A team led by 18-year-old Dumfries player Sophie Jackson won the Scottish national trophy on Saturday, but was told by sporting body Scottish Curling that due to prior qualification to the World University Games in Russia, Team Muirhead, led by Olympian Eve Muirhead - which came second in the Scottish national competition - would represent Scotland in the Women’s World Championships in Denmark.

However, Team Jackson, who were Scottish junior champions in 2016 and 2017, requested a review of “the situation”, demanding that they should be allowed to go to the world championships, which is two weeks after the WUGS.

Scottish Curling has now reversed its decision, saying that it had been a “complex issue to resolve”, adding that it had “found in favour” of a ruling within Scottish Curling regulations stating that the “winning team shall represent Scotland in the world curling championship”.

It said: “After a careful review by the board of Scottish Curling we are pleased to confirm that Team Jackson, winners of the Scottish Curling Championship, will represent Scotland at the World Women’s Curling Championship in Silkeborg, Denmark 16-24 March 2019.

“Team Jackson had previously committed to represent Great Britain at the World University Games (WUGS) as their priority goal for the season and this gave a challenge regarding preparation for playing at the World Championship.”

It added: “Team Jackson sought a review of the situation regarding their representation at the World Championships.
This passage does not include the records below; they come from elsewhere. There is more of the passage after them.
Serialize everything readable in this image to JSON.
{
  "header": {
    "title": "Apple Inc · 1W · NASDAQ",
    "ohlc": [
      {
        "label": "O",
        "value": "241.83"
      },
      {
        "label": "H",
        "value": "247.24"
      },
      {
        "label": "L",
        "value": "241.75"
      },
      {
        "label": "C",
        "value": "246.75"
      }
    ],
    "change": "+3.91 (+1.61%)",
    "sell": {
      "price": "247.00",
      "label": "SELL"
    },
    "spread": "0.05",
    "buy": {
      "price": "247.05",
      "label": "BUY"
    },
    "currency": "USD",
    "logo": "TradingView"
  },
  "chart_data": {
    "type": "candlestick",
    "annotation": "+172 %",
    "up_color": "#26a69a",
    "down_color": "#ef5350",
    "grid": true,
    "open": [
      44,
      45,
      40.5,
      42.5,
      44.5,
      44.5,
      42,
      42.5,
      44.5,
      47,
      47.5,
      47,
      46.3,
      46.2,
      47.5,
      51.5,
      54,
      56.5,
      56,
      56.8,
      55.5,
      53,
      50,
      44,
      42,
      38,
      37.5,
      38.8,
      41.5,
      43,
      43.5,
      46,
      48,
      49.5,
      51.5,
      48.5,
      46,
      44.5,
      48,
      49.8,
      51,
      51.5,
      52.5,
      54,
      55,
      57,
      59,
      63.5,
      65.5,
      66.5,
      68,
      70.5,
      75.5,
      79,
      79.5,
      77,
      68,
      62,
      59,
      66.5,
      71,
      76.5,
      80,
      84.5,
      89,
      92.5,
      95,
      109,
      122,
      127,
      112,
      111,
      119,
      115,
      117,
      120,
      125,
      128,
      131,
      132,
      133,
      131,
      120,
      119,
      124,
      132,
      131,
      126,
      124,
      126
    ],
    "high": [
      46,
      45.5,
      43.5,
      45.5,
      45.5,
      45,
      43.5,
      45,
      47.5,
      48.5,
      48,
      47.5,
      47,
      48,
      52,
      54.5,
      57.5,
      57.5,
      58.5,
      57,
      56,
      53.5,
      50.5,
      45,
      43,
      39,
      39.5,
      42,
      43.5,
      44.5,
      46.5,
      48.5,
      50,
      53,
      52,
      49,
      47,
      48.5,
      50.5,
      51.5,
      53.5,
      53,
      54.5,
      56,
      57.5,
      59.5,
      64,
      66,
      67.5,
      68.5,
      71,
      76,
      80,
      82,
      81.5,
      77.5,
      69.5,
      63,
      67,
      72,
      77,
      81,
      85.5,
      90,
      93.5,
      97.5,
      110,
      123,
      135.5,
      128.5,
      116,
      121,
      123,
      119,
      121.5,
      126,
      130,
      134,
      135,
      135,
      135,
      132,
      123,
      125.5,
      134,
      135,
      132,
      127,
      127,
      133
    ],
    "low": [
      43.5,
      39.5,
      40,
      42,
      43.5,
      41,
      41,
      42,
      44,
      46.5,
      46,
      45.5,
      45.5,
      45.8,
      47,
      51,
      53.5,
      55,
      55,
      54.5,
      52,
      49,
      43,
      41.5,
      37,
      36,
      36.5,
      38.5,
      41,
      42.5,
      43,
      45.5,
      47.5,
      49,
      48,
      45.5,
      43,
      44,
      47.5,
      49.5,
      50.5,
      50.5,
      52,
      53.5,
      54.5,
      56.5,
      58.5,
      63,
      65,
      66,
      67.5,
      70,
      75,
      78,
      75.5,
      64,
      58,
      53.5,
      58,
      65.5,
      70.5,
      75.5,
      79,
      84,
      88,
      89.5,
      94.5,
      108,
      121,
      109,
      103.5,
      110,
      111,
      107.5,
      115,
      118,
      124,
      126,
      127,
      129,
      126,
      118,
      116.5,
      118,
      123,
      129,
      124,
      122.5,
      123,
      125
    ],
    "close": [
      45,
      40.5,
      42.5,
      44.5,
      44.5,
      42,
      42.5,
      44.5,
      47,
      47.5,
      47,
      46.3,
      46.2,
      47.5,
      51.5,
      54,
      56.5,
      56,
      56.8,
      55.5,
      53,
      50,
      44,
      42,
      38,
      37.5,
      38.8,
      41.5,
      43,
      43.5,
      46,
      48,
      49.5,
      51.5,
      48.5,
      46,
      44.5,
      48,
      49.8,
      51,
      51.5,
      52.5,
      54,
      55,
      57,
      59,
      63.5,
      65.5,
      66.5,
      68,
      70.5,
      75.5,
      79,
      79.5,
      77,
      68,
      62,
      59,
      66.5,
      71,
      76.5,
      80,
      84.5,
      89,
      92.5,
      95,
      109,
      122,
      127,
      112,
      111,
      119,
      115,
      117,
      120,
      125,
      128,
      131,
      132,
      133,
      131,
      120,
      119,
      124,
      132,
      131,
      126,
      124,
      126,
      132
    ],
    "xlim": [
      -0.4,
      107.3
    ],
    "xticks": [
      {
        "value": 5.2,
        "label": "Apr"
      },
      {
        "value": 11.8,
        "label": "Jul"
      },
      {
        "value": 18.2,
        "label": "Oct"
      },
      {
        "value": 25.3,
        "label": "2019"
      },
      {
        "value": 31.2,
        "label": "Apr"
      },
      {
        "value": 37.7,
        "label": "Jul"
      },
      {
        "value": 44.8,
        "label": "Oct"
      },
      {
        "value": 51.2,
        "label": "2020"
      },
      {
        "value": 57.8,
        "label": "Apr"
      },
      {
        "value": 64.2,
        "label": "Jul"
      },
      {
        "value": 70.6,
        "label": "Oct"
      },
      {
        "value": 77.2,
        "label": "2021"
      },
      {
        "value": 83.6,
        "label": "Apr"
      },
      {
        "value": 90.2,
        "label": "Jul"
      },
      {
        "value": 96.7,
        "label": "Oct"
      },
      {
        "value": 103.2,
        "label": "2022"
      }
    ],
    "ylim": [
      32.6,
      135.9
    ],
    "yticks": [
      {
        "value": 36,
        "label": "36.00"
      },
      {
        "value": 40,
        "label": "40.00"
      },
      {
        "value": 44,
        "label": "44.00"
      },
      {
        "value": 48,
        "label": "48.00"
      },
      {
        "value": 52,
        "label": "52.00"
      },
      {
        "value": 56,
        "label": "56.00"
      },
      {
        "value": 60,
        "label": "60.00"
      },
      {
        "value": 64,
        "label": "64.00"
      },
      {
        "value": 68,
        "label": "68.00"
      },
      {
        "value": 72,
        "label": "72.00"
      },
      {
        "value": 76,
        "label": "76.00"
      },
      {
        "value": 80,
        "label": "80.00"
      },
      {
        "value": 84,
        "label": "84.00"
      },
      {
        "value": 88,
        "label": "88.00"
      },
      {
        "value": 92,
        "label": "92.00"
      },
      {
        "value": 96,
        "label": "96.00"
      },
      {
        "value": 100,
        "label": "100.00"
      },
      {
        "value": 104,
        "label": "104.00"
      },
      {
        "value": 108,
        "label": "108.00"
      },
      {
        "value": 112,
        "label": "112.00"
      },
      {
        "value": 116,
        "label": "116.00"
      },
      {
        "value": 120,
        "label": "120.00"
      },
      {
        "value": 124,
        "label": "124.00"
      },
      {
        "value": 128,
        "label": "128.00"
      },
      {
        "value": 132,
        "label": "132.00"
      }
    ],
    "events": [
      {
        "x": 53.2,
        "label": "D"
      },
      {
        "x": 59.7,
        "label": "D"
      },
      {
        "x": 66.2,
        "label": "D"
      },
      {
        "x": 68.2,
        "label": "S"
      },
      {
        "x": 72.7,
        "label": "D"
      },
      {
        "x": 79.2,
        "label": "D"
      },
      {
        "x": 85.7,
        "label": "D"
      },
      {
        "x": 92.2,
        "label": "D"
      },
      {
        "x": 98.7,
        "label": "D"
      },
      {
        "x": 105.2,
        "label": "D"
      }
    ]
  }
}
This has been a complex issue to resolve and we did not want to rush the judgement.”

The earlier decision sparked anger in the curling community, with some paid-up members of Scottish Curling believed to have handed in their membership over the issue, while others called on Scottish Curling management to quit.

A three-time Olympian, Eve Muirhead represented Great Britain at the Winter Olympics in Vancouver 2010, Sochi 2014 and Pyeongchang 2018. In Sochi, she became the youngest ever skip, male or female, to win an Olympic medal after the team scooped bronze.

Her team was beaten 11-7 in Saturday’s final at the Dewars Centre in Perth by Jackson and her teammates, Naomi Brown, Milli Smith and Sophie Sinclair. After the match, Muirhead said she had not regained full fitness after an hip operation last year.

Margaret Pottie, who was president of the ladies branch at sporting body Scottish Curling from 2017 to 2018, said: “As a past president of Ladies Branch, I am shocked at this decision. It states clearly in the back of the programme brochure that men and women’s winners of the Scottish Championships will represent Scotland in the World Championships. That’s the competition we went to see and that’s what is expected. How can this decision be justified.

“I am sorry that Eve has been put in this position, but Sophie won and deserves to represent Scotland in Denmark. I am ashamed of being a member of Scottish Curling if this is the decision being made.”

Godfrey Bedford, who curls at Jackson’s home rink of Dumfries, wrote on Scottish Curling’s Facebook page: “If this decision goes ahead, I will propose that our club resigns from curling scotland and would expect many others to disaffiliate. Sophie beat Eve 3 times fair and square. This is ridiculous.”

Ms Muirhead, who has also played the bagpipes at four World Championships and is an ambassador for Piping Live, received an Honorary degree from the University of Stirling last year and has also been honoured with a portrait at Edinburgh’s National Portrait Gallery.

In a statement issued on Scottish Curling’s website, the organisation said that Team Jackson had met with the performance director and head coach of the British Curling performance programme along with the chief executive of Scottish Curling, to discuss “the next steps for them”.

A line in a press release issued on British Curling’s website after Saturday’s competition stating that Team Jackson’s “next competitive outing” would be at WUGS, while Team Muirhead would represent Scotland at the World Championships was removed earlier this afternoon.

In the men’s final at the Scottish championships, Bruce Mouat’s team beat the team skipped by Muirhead’s brother, Glen. They will represent Scotland at the World Men’s Championships in Canada in March.